One system that astronomers are particularly keen to search for potential signs of life is TRAPPIST-1, which contains seven roughly Earth-size planets, at least three of which are in the habitable zone. But TRAPPIST-1 is a red dwarf, and if it erupts with violent flares like fellow red dwarf Proxima Centauri, which in 2019 emitted a flare 14,000 times brighter than its pre-flare brightness, then TRAPPIST-1's life-hosting potential may be relatively low.
The team behind the new study, including scientists from France, Portugal, and Switzerland, looked at observations of 177 red dwarfs collected between 2003 and 2020 by the High Accuracy Radial velocity Planet Searcher (HARPS), an instrument on the 3.6-meter telescope at the European Southern Observatory's La Silla Observatory. This allowed them to characterize the long-term variability of these red dwarf stars.
All stars exhibit some degree of variability; for example, the sun has an activity cycle that lasts around 11 years. During this cycle, sunspots on our star's surface increase and decrease in frequency. An increased number of sunspots, driven by magnetic activity, brings an increase in solar flares and space weather intensity.
Fortunately, life emerges and evolves on much longer timescales than solar cycles. Here on Earth, for example, life emerged about 4 billion years ago, roughly 500 million years after our planet's formation. If life elsewhere in the Milky Way takes a similar time frame to develop, then the long-term variability and ferocity of red dwarfs could make a significant difference to this process.

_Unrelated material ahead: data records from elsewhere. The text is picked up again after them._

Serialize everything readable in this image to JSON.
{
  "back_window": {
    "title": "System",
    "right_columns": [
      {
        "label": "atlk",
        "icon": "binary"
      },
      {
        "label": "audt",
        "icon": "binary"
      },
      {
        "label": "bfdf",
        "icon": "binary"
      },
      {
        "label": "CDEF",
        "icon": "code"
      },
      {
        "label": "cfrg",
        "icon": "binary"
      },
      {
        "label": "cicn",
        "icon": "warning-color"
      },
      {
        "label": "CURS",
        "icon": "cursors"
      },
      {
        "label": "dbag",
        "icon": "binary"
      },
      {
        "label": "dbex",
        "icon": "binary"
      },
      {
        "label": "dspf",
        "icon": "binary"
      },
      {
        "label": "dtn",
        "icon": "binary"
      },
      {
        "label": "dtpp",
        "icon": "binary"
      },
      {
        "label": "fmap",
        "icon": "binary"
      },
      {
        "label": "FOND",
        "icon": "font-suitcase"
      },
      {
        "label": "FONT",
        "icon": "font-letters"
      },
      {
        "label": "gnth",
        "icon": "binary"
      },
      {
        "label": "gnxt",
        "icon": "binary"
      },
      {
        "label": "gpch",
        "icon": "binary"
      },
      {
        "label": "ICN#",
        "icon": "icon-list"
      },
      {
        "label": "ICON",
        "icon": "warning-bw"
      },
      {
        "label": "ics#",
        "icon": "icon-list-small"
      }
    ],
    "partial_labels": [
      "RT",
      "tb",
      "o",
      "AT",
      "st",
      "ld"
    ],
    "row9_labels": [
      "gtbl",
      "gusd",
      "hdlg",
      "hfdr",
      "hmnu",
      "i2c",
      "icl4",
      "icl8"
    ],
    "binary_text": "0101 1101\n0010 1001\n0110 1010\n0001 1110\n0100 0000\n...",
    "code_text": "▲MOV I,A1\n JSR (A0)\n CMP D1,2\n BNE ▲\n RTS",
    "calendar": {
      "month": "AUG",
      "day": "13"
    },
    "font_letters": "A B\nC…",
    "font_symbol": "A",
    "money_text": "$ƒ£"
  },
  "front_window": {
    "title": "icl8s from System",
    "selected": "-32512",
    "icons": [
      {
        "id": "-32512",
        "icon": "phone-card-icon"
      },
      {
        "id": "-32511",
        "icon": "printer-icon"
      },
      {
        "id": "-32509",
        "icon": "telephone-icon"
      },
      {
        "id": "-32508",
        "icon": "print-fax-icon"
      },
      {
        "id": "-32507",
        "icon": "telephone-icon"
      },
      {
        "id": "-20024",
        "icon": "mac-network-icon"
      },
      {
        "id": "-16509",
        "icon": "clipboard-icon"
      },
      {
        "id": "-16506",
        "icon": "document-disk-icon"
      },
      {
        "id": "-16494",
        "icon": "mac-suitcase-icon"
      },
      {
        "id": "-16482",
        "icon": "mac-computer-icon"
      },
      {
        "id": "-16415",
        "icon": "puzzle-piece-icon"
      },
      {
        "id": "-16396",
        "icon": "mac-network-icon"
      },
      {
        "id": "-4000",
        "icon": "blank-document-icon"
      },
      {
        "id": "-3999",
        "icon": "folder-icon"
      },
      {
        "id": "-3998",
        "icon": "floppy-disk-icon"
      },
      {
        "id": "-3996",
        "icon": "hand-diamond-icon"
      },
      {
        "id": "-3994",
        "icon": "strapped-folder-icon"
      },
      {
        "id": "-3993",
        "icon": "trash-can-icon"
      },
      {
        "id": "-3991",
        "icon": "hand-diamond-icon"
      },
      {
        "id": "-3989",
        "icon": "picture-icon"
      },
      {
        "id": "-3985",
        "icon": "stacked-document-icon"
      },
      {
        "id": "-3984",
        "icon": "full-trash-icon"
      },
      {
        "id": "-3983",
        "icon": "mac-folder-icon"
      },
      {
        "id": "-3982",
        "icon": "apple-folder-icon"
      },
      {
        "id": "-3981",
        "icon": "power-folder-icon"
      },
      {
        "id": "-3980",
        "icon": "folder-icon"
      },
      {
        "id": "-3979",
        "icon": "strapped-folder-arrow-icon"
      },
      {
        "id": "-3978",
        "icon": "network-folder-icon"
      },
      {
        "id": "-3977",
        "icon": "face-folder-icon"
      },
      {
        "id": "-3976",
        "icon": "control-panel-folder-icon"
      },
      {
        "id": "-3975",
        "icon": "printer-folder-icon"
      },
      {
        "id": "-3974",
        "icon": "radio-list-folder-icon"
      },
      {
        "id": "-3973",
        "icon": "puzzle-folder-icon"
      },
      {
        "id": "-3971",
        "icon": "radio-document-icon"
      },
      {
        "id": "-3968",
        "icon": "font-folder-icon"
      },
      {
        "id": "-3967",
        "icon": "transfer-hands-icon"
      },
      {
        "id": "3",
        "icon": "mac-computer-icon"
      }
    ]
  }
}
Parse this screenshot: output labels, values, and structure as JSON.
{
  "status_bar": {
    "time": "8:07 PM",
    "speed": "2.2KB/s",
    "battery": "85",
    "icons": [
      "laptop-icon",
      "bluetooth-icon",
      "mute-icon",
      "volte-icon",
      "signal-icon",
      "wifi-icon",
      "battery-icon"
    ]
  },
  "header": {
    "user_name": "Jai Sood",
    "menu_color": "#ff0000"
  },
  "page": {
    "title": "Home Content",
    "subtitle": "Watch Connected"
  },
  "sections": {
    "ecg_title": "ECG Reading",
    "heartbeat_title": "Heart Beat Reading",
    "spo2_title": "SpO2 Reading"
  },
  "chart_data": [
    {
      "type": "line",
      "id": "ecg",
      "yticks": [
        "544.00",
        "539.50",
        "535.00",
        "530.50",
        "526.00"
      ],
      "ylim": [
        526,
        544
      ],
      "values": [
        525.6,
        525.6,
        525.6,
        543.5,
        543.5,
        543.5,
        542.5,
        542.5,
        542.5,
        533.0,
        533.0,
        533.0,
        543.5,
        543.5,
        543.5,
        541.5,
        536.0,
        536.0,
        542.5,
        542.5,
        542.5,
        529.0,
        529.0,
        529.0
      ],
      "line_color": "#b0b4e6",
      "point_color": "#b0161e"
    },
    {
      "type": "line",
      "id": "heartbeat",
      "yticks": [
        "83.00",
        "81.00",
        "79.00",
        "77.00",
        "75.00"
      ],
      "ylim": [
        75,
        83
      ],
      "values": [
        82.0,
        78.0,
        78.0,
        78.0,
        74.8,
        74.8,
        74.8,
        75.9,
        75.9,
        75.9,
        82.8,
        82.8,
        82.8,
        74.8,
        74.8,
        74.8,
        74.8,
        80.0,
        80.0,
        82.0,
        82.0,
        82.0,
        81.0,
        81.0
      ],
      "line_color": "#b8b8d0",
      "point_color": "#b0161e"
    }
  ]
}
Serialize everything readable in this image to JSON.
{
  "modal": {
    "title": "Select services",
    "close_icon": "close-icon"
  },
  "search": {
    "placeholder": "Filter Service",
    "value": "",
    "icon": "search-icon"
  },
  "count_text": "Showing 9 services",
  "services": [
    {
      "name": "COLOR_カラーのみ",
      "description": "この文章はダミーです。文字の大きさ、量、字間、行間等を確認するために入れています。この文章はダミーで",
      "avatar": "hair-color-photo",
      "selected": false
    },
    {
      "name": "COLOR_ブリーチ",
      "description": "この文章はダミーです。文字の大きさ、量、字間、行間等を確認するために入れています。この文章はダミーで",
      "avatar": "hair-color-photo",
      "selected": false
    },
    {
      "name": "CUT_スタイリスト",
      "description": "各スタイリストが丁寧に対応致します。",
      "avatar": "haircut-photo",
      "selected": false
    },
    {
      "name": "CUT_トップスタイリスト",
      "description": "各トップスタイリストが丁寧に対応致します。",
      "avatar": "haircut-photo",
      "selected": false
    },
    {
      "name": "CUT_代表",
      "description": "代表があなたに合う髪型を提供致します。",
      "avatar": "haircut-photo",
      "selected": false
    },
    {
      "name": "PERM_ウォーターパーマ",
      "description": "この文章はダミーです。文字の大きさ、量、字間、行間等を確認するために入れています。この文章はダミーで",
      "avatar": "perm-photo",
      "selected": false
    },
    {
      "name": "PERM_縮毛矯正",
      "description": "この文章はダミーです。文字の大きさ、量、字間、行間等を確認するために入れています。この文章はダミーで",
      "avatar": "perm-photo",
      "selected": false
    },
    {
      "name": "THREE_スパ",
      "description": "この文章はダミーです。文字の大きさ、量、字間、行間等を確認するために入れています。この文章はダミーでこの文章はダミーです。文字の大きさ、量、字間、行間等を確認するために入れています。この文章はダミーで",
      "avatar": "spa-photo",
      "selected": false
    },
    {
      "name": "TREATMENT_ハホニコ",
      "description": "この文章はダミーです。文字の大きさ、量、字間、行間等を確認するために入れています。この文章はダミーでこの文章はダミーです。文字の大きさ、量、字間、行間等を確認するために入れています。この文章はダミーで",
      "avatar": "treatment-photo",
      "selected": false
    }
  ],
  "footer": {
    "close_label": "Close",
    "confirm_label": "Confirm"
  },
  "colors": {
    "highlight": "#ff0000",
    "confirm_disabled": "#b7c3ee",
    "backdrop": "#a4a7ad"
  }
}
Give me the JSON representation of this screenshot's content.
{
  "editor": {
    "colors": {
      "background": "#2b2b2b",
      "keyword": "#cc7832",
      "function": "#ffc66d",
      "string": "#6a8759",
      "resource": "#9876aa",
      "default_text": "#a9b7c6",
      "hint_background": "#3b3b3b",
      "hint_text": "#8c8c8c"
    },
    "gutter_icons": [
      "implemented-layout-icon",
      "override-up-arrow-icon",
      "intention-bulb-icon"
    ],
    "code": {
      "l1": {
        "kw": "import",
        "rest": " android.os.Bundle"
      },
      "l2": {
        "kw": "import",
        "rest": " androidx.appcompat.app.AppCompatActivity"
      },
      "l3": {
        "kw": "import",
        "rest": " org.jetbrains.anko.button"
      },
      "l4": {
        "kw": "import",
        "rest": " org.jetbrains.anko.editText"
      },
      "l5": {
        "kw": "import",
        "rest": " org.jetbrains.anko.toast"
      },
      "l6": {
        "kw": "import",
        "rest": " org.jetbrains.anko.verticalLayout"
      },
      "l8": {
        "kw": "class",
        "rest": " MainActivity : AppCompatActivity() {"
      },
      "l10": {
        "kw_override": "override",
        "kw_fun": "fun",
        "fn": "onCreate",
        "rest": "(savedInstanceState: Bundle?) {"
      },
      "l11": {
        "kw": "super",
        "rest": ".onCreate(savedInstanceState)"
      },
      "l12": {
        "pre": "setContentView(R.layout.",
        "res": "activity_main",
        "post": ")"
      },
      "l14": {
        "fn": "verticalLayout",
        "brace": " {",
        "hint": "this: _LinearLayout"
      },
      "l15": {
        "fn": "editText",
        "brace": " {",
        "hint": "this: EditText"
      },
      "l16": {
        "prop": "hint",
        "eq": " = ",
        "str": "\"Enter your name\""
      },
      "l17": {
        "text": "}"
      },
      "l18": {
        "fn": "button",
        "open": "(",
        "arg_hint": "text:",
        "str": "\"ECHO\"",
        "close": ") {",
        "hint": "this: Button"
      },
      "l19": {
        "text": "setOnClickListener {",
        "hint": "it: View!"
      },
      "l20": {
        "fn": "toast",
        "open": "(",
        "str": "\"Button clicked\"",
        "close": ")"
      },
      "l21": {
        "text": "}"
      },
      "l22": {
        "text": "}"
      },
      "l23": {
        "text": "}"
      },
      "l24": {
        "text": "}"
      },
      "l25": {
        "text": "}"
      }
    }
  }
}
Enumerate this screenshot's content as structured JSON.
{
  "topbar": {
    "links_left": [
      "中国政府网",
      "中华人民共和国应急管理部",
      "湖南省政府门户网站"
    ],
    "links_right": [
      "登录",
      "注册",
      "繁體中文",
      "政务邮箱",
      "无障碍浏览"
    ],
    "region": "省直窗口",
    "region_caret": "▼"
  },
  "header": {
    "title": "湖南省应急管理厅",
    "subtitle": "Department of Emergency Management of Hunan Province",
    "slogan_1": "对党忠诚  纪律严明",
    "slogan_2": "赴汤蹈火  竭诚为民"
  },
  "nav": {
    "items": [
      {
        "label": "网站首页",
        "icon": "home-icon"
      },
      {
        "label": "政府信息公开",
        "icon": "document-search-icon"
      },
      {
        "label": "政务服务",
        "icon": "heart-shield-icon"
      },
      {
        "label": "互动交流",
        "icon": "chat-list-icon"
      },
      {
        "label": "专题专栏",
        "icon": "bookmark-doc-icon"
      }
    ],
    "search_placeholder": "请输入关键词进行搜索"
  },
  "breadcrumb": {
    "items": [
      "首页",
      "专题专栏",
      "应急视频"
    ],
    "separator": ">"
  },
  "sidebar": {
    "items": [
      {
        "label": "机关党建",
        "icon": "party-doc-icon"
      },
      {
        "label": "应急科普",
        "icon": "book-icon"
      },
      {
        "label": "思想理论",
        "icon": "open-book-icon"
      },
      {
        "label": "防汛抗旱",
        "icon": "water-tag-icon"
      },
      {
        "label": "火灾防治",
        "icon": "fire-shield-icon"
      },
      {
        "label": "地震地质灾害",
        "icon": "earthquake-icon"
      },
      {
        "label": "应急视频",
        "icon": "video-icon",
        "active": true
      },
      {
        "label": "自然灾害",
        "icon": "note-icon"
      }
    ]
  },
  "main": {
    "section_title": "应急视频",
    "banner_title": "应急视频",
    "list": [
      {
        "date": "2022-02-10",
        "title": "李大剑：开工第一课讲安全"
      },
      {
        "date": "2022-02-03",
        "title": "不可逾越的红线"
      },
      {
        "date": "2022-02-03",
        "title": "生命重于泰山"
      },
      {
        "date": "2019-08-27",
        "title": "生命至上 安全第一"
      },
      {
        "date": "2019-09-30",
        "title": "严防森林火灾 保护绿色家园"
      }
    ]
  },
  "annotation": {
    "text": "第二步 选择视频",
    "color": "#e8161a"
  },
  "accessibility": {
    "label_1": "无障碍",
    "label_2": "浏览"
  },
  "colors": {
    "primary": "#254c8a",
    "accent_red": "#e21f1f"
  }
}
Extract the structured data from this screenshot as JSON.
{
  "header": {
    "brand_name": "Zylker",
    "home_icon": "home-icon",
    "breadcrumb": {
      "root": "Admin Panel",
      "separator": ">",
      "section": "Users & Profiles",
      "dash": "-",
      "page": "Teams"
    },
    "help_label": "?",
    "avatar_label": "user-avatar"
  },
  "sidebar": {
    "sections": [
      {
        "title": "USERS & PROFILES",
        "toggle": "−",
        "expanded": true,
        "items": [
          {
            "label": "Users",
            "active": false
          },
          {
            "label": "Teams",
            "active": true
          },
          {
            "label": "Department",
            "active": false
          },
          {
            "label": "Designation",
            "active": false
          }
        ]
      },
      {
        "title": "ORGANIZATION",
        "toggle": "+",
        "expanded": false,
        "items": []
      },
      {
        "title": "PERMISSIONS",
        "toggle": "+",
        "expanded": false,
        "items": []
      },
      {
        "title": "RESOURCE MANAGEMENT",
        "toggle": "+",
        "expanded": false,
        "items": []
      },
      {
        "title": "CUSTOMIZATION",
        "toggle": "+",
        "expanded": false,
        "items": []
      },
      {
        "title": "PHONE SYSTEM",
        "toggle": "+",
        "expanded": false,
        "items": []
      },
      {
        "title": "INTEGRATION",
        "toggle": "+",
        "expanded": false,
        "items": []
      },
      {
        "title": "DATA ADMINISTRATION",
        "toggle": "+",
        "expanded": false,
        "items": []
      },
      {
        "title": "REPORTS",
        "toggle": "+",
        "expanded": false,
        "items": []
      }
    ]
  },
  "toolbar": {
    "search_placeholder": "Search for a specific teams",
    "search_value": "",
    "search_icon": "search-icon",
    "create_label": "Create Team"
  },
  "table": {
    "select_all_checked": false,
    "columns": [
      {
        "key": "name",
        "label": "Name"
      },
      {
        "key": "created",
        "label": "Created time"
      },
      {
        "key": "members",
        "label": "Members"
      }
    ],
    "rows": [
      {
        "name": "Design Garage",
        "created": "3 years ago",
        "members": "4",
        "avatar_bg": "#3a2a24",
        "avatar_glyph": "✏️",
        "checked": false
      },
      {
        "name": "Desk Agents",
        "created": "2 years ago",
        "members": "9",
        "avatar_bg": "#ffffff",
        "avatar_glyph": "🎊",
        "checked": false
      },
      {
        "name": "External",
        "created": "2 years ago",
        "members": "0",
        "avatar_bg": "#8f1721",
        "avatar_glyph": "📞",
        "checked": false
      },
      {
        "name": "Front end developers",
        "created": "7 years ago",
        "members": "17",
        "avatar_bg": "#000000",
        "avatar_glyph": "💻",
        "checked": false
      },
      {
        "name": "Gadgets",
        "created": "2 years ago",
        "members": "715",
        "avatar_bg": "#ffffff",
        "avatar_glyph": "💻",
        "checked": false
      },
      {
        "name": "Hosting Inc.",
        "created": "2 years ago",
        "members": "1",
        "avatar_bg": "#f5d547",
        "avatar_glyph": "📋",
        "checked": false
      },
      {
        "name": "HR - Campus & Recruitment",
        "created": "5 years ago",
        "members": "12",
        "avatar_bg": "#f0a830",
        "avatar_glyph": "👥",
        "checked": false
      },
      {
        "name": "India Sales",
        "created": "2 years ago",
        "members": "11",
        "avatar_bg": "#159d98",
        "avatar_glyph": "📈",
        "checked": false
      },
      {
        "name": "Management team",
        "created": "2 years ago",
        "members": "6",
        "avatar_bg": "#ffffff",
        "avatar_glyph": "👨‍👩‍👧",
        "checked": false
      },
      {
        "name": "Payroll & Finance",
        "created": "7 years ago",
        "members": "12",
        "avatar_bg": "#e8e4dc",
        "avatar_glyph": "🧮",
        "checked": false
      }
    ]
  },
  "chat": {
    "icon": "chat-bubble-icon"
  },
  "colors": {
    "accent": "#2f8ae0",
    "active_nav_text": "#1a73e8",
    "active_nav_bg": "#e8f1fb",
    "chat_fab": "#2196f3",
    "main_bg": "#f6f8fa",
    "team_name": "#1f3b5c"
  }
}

To investigate the variability of activity for red dwarfs, the team turned to HARPS data because this instrument is particularly useful in looking at how active stars are. This is because it looks at emissions from a star's chromosphere, the second layer of its atmosphere. Emissions from this layer are driven by magnetic activity just like flares, rather than the fusion that takes place in the stars' cores.
Because astronomers have struggled to study individual red dwarfs in detail, the next best thing is looking at a lot of these stars over a long time period. A long view is needed to really get a clear picture of red dwarf variability, but this type of data is limited.
Related: The search for alien life
"The unambiguous identification of a cycle requires measurements showing its repetition over several periods. This requires data taken over a long period of time," the team, including lead author and University Grenoble Alpes researcher Lucile Mignon, wrote in the new study. "Even if the time coverage is not sufficient for some stars, however, our data can be used to estimate a minimum cycle period if present."
To make up for the lack of long-term data, the team identified "seasons" for individual stars. The scientists defined these seasons as periods of 150 days during which at least five observations took place, with gaps between observations no longer than 40 days. The team chose 150 days as their season because that is the typical maximum limit for the rotation period of red dwarfs, they wrote.
This led the researchers to identify a subset of 57 stars from the total sample of 177 red dwarfs, which demonstrated that variability is a defining feature of this stellar class.
Related stories:
— Red dwarfs: The most common and longest-lived stars
— Red dwarf star's mighty 'hazflare' could be bad news for alien life
— Space weather: What is it and how is it predicted?
"We find that most stars are significantly variable, even the quietest stars," the authors explained, adding that 75% of the 57 stars in the sample displayed long-term variability. "We find long-term timescales ranging from several years to more than 20 years."
The team acknowledged that this examination of red dwarfs and their variability is really just a first step in understanding these violent stars. They also stated that the true behavior of red dwarfs may be even more complex than these results suggest.
This complexity may emerge from the fact that the stars may have multiple cycles that impact each other, thus explaining why the behavior of red dwarfs has been a challenge to understand.
The team's research has been accepted for publication in the journal Astronomy & Astrophysics and is published on the paper repository arXiv.